I agree that anchoring stuff to release dates isn’t perfect because the underlying variable of “how long does it take until a model is released” is variable, but I think is variability is sufficiently low that it doesn’t cause that much of an issue in practice. The trend is only going to be very solid over multiple model releases and it won’t reliably time things to within 6 months, but that seems fine to me.
I agree that if you add one outlier data point and then trend extrapolate between just the last two data points, you’ll be in trouble, but fortunately, you can just not do this and instead use more than 2 data points.
This also means that I think people shouldn’t update that much on the individual o3 data point in either direction. Let’s see where things go for the next few model releases.
That one seems to work more reliably, perhaps because it became the metric the industry aims for.
My issue here is that there wasn’t that much variance in the performance of all preceding models they benchmarked: from GPT-2 to Sonnet 3.7, they seem to almost perfectly fall on the straight line. Then, the very first advancement of the frontier after the trend-model is released is an outlier. That suggests an overfit model.
I do agree that it might just be a coincidental outlier and that we should wait and see whether the pattern recovers with subsequent model releases. But this is suspicious enough I feel compelled to make my prediction now.
The dates used in our regression are the dates models were publicly released, not the dates we benchmarked them. If we use the latter dates, or the dates they were announced, I agree they would be more arbitrary.
Also, there is lots of noise in a time horizon measurement and it only displays any sort of pattern because we measured over many orders of magnitude and years. It’s not very meaningful to extrapolate from just 2 data points; there are many reasons one datapoint could randomly change by a couple of months or factor of 2 in time horizon.

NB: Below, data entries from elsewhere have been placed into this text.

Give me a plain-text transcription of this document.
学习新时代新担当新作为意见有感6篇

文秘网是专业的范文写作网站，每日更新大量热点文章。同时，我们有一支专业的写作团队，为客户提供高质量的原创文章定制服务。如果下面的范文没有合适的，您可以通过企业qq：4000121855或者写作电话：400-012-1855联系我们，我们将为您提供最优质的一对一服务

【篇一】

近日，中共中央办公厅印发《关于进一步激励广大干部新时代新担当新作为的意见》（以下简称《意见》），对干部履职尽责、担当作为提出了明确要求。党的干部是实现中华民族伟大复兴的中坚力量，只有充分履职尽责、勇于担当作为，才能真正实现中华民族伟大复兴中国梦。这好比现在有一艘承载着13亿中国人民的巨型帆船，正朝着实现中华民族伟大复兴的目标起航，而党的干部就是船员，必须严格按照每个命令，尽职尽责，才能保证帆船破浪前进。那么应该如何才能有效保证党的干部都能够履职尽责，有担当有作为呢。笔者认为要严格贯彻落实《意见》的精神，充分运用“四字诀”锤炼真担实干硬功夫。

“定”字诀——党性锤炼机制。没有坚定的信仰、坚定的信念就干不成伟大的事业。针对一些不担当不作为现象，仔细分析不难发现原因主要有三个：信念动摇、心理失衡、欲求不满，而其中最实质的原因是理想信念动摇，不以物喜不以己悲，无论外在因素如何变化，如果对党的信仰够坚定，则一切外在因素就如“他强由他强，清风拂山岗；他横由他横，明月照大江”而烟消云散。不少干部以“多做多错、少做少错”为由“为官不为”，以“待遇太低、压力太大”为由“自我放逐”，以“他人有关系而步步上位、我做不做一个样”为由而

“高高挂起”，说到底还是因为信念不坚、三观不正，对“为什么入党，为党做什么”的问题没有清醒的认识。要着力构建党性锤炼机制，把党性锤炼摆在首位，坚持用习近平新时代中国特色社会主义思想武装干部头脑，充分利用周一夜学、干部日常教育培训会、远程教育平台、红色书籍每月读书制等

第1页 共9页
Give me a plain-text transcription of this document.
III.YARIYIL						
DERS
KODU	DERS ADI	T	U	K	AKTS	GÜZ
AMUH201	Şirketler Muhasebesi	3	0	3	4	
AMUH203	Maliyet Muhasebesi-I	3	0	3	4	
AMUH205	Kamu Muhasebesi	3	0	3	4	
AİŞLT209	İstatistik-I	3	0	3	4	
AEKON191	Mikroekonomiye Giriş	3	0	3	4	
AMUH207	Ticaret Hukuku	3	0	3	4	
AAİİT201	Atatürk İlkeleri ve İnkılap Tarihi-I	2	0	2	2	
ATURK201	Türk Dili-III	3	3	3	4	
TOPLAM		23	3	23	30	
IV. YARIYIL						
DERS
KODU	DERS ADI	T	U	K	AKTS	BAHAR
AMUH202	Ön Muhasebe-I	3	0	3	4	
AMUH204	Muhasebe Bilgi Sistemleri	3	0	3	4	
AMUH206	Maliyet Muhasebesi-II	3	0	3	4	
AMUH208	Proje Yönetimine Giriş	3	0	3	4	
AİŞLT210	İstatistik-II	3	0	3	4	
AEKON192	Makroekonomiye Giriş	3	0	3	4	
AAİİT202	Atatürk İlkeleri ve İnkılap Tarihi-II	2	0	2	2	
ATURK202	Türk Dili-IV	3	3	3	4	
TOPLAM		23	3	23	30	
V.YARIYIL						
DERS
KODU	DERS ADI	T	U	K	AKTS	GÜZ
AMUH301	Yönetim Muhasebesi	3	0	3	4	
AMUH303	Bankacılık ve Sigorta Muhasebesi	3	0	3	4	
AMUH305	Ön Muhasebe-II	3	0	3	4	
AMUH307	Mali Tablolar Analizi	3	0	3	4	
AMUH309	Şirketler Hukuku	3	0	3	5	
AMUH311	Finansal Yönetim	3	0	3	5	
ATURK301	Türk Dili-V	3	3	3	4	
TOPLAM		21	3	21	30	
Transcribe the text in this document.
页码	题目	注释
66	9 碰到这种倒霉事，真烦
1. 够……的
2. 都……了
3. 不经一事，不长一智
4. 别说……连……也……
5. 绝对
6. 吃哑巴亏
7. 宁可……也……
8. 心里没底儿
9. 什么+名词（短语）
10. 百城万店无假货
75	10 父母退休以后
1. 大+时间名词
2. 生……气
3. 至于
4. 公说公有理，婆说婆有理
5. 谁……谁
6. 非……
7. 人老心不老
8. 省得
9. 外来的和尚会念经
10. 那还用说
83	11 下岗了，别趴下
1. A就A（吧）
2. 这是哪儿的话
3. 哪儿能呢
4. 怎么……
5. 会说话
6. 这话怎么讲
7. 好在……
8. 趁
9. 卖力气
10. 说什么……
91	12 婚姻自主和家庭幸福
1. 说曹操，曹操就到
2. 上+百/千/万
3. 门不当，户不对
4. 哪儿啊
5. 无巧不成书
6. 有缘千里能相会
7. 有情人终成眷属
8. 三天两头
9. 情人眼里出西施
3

Release schedules could be altered
A model could be overfit to our dataset
One model could play less well with our elicitation/scaffolding
One company could be barely at the frontier, and release a slightly-better model right before the leading company releases a much-better model.
All of these factors are averaged out if you look at more than 2 models. So I prefer to see each model as evidence of whether the trend is accelerating or slowing down over the last 1-2 years, rather than an individual model being very meaningful.
Fair, also see my un-update edit.
Have you considered removing GPT-2 and GPT-3 from your models, and seeing what happens? As I’d previously complained, I don’t think they can be part of any underlying pattern (due to the distribution shift in the AI industry after ChatGPT/GPT-3.5). And indeed: removing them seems to produce a much cleaner trend with a ~130-day doubling.
For what it’s worth, the model showcased in December (then called o3) seems to be completely different from the model that METR benchmarked (now called o3).